The averaged potential gradient approach to model the rejection of electrolyte solutions using nanofiltration: Model development and assessment for highly concentrated feed solutions

• We show the evolution of the transmembrane potential with the concentration.
• Using pore averaged potential gradient, the SEDE model is simplified.
• Good agreement is obtained between the simplified and the original model.
• Computation time is greatly reduced.
• Good agreement with experimental data for moderate to high concentrations.

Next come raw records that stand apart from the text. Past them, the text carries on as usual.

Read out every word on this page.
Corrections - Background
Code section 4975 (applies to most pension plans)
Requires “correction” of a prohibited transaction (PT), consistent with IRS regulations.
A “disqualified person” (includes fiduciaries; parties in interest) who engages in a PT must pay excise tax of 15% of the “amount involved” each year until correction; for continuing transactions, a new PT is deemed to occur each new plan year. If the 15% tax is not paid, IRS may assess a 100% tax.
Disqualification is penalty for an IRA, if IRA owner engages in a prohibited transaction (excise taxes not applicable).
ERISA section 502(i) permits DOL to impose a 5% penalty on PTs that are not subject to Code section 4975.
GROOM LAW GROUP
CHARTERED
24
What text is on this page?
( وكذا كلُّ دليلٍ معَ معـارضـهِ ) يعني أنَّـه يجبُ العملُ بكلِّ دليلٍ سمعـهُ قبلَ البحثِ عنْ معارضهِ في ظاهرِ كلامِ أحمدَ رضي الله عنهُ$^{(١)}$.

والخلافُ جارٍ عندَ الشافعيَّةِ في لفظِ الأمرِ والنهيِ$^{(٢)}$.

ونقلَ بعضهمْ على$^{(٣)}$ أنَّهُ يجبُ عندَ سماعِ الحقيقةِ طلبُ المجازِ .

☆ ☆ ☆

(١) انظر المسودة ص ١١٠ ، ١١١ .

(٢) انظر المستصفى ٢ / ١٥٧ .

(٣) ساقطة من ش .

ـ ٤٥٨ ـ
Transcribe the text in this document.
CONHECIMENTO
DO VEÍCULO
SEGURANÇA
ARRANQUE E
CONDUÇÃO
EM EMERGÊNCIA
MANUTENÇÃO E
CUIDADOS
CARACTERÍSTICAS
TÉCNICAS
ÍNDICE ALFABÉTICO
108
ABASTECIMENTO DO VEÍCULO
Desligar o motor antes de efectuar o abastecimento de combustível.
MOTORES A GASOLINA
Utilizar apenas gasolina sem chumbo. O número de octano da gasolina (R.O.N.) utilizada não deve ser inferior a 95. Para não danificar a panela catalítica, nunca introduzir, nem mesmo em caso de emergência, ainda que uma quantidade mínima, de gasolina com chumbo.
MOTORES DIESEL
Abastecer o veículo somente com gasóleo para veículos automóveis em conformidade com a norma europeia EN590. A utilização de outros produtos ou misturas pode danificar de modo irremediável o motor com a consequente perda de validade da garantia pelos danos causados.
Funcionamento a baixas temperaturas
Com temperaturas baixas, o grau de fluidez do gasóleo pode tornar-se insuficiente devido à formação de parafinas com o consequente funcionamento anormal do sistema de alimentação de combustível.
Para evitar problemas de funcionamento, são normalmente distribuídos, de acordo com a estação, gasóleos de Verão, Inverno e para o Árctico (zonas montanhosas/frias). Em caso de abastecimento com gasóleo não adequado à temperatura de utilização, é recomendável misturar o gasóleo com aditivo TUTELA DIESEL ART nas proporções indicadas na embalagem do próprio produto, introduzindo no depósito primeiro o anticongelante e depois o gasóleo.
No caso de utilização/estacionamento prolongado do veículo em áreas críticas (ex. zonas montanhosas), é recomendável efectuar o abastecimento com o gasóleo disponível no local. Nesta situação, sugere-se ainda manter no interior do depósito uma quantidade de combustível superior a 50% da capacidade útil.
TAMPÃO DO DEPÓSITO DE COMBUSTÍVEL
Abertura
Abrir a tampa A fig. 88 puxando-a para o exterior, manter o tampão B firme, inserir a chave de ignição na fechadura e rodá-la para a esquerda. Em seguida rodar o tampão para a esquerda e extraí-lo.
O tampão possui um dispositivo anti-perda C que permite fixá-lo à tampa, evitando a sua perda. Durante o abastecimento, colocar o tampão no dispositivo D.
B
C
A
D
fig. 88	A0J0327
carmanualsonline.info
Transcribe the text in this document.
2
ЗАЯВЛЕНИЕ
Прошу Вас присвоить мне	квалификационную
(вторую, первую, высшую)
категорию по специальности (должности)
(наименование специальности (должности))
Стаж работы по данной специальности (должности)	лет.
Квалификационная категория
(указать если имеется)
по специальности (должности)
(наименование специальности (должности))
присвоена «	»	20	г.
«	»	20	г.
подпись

Some of the recent publications in nanofiltration modelling converge on the importance of dielectric effects and numerous models have been developed in order to take them into account. However several works reported lately in the literature suggest a screening of image charges effect at high electrolyte concentration and the predominance of the Born effect, due to the change of dielectric constant inside the confined nanopore regarding that of the feed solution. In pursuit of an exhaustive and simple model for nanofiltration, a new approach is developed that account for both dielectric phenomena. Based on the Steric, Electric and Dielectric Exclusion (SEDE), the introduction of an average potential gradient approximation is shown to greatly improve the computational performance of the model without being detrimental to its predictive accuracy. The results obtained with this simplified model (SEDE-APG) are compared to the original SEDE model and an excellent agreement is obtained even in the case of electrolyte mixtures. Ultimately this model is confronted to experimental data of separation obtained for moderately to highly concentrated feed flows and exhibits promising results.